Jednak na Stonesów - a zwłaszcza na ich fanów - politycy PiS i
proboszczowie Rydzyka ciągle są za słabi. Stąd ten internetowy hejt prawicy i
stąd nadzieje liberalnej Polski na odsiecz Micka Jaggera.
POLSKA DLA POLAKÓW
Sławomir Mrożek napisał kiedyś wyjątkowo złośliwe (nawet
jak na niego!) opowiadanie „Ostatni husarz”. Jego bohater Lucuś jest klasycznym
oportunistą. Trzęsącym się przed komunistyczną władzą, wiecznie niedojrzałym,
„zaopiekowanym” przez matkę i żonę. Gdy nasz „ostatni husarz Lucuś” zdecydował
się w końcu na bezpieczny bunt, „wszedł w sam środek krzaków i napisał patykiem
na śniegu »generał Franco wam pokaże«. Wrócił do domu. Tego wieczoru długo stał
przed lustrem, sprawdzając, czy do jego ramion nadawałyby się orle skrzydła”.

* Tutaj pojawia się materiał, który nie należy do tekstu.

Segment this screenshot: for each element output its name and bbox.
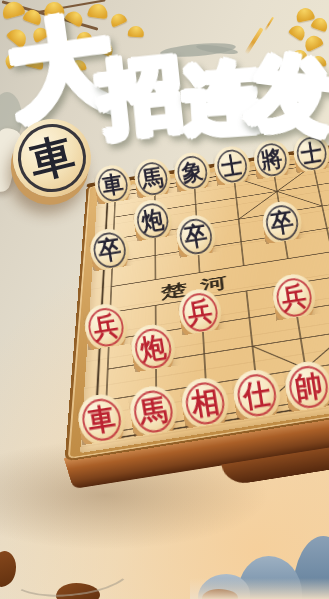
ginkgo-leaf-icon — [69, 59, 86, 72]
hero-piece-chariot: 車 — [5, 111, 100, 206]
mist-overlay — [190, 578, 329, 599]
ginkgo-leaf-icon — [288, 23, 308, 42]
gold-streak-icon — [244, 27, 263, 55]
ginkgo-leaf-icon — [25, 54, 45, 70]
ginkgo-leaf-icon — [30, 25, 50, 43]
hero-piece-label: 車 — [5, 111, 100, 206]
ginkgo-leaf-icon — [2, 50, 22, 69]
ginkgo-leaf-icon — [87, 3, 109, 20]
ginkgo-leaf-icon — [108, 11, 127, 28]
ginkgo-cluster-top-right — [288, 8, 329, 78]
xiangqi-board: 楚河 漢界 車馬象士將士象馬車炮炮卒卒卒卒卒兵兵兵兵兵炮炮車馬相仕帥仕相馬車 — [65, 128, 329, 461]
ginkgo-leaf-icon — [51, 34, 71, 50]
ginkgo-leaf-icon — [128, 25, 145, 37]
xiangqi-promo-screen: { "game": "xiangqi", "title": { "text": … — [0, 0, 329, 599]
ginkgo-leaf-icon — [6, 25, 30, 49]
gold-streak-icon — [264, 17, 274, 32]
ginkgo-cluster-top-left — [0, 0, 170, 110]
ginkgo-leaf-icon — [302, 33, 324, 53]
board-surface: 楚河 漢界 車馬象士將士象馬車炮炮卒卒卒卒卒兵兵兵兵兵炮炮車馬相仕帥仕相馬車 — [80, 135, 329, 453]
ginkgo-leaf-icon — [94, 39, 115, 58]
ginkgo-leaf-icon — [43, 1, 64, 17]
board-leg — [221, 436, 329, 487]
ginkgo-leaf-icon — [75, 30, 93, 45]
board-frame: 楚河 漢界 車馬象士將士象馬車炮炮卒卒卒卒卒兵兵兵兵兵炮炮車馬相仕帥仕相馬車 — [65, 128, 329, 461]
title-char-3: 连连 — [181, 57, 262, 138]
ginkgo-leaf-icon — [309, 55, 326, 68]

Lucuś jest duchowym tatą dziesiątków współczesnych prawicowych polityków
i publicystów. Tchórzy udających brutali, gdy jest to bezpieczne - od Rafała
Ziemkiewicza po Zbigniewa Ziobrę. Tyle że teraz Jarosław Kaczyński dał Lucusiom
władzę, więc swoje odwieczne: „generał Franco wam pokaże” mogą wykrzykiwać
przez wielką tubę państwowych mediów.
Nie chciałbym, aby liberalna Polska została doprowadzona - albo sama
się doprowadziła - do takiego stanu, w którym ostatnią formą oporu przeciwko
władzy Kaczyńskiego będą wpisy na Faceebooku czy Twitterze: „Mick Jagger wam
pokaże”, a nawet: „Unia Europejska wam pokaże”.
Dwa aluzyjne zdania o polskich sądach wypowiedziane przez Jaggera ze sceny
w Warszawie, o wiele bardziej jednoznaczne antypisowskie deklaracje Bono z U2
czy zespołu Pearl Jam, który na koncercie w czeskiej Pradze solidaryzował się
z Polkami protestującymi przeciwko zaostrzeniu antyaborcyjnego prawa, a
wreszcie słowa otuchy Davida Byrne’a na Open’erze i Massive Attack, które w tym samym
miejscu wyświetlało w czasie swego koncertu „antypaństwowe” napisy „Wolne
sądy” i „Kaczyński abdykuje za rok” - to wszystko jest miłe, ale ma ograniczony
wpływ na polską rzeczywistość. Zaś Kaczyński, PiS, prawica kulturowa - wszyscy
oni nauczyli się takie gesty wykorzystywać do mobilizowania własnych ludzi,
napędzanych antycelebryckim i antyzachodnim resentymentem, zawiścią, strachem.
Stonesi nie obalą PiS. Tak samo jak nie obali go Bruksela. Każdy
protest, każde słowo otuchy zza nowej żelaznej kurtyny są ważne, podnoszą na
duchu. Ale PiS odsuną od władzy tylko sami Polacy, w kraju, mobilizując się
politycznie, protestując na ulicach, głosując na partie demokratycznej
opozycji w nadchodzących wyborach. Korzystając ze wszystkich narzędzi polskiej
demokracji - dopóki jeszcze je mamy.